In our series, the study by sex showed a hemolysin level of 27.75% in men and 7.33% in women with a non-significant difference (p = 0.44). The study by age group showed a high rate of hemolysins in the 25-29 age group, with variable rates ranging from 2.1% to 6.3%. This significant difference (p = 0.001) could be explained by the fact that most donors fall within this age range. There is little data in the literature comparing hemolysin levels by sex and age in group O. However, Louati [2] found significant differences between male and female levels in each age group of its series on the different groups of the ABO system.

5. Conclusion

Ideally, blood group O should only be transfused to group O subjects, except in emergency situations where there is no iso-group blood. Because some group O donors have been shown to possess immune ABO antibodies in their plasma, which are harmful to the recipient's red blood cells. These are anti-A and anti-B haemolysins encountered after allogeneic or heterogenic stimulation by red blood cell antigens.
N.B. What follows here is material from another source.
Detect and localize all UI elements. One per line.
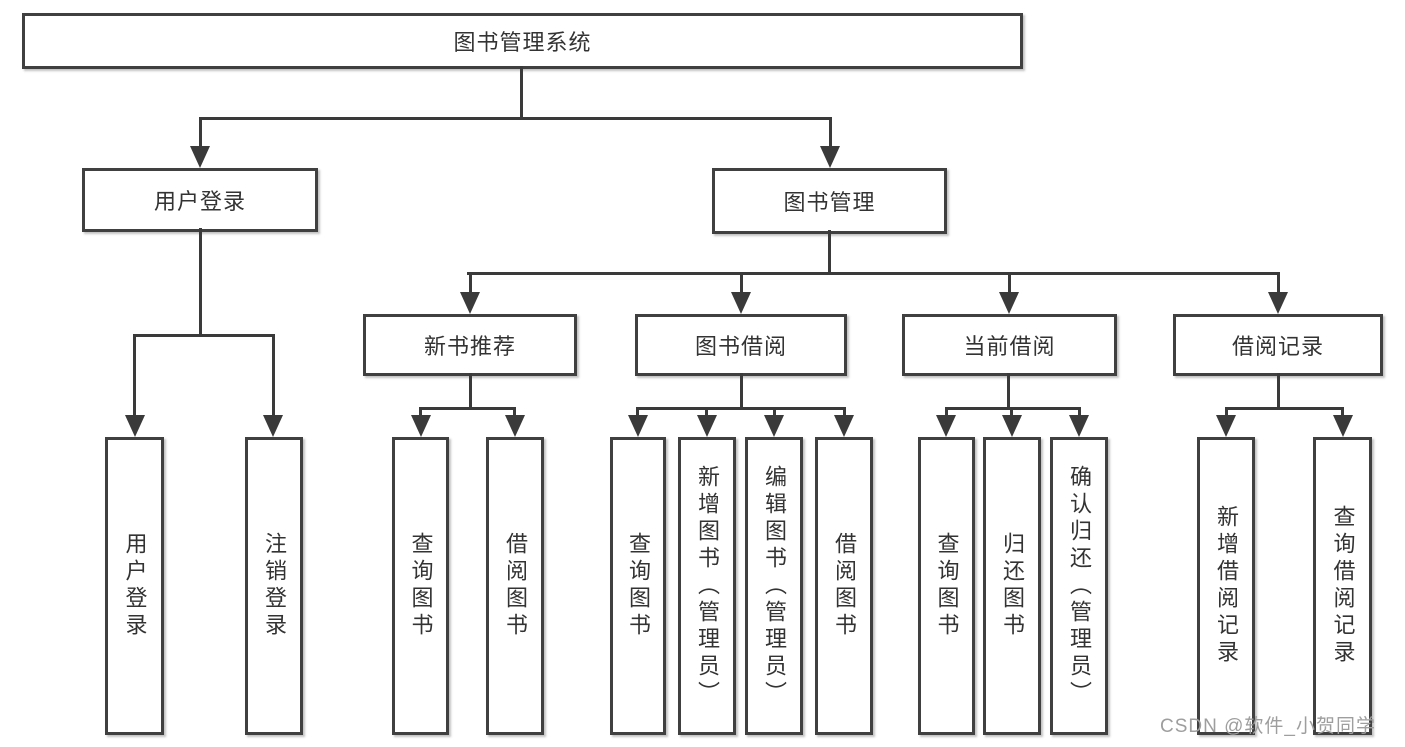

Our study aimed at assessing the prevalence of hemolysins showed a high incidence of hemolysins in group O donors in Côte d'Ivoire (35.08%). The study by sex and age showed that there was no statistically significant difference between these parameters and the presence of haemolysins. Since the technique used was a qualitative method, we could not have the titles of the various hemolysins in order to assess the real risk of an immunological accident after such a blood transfusion.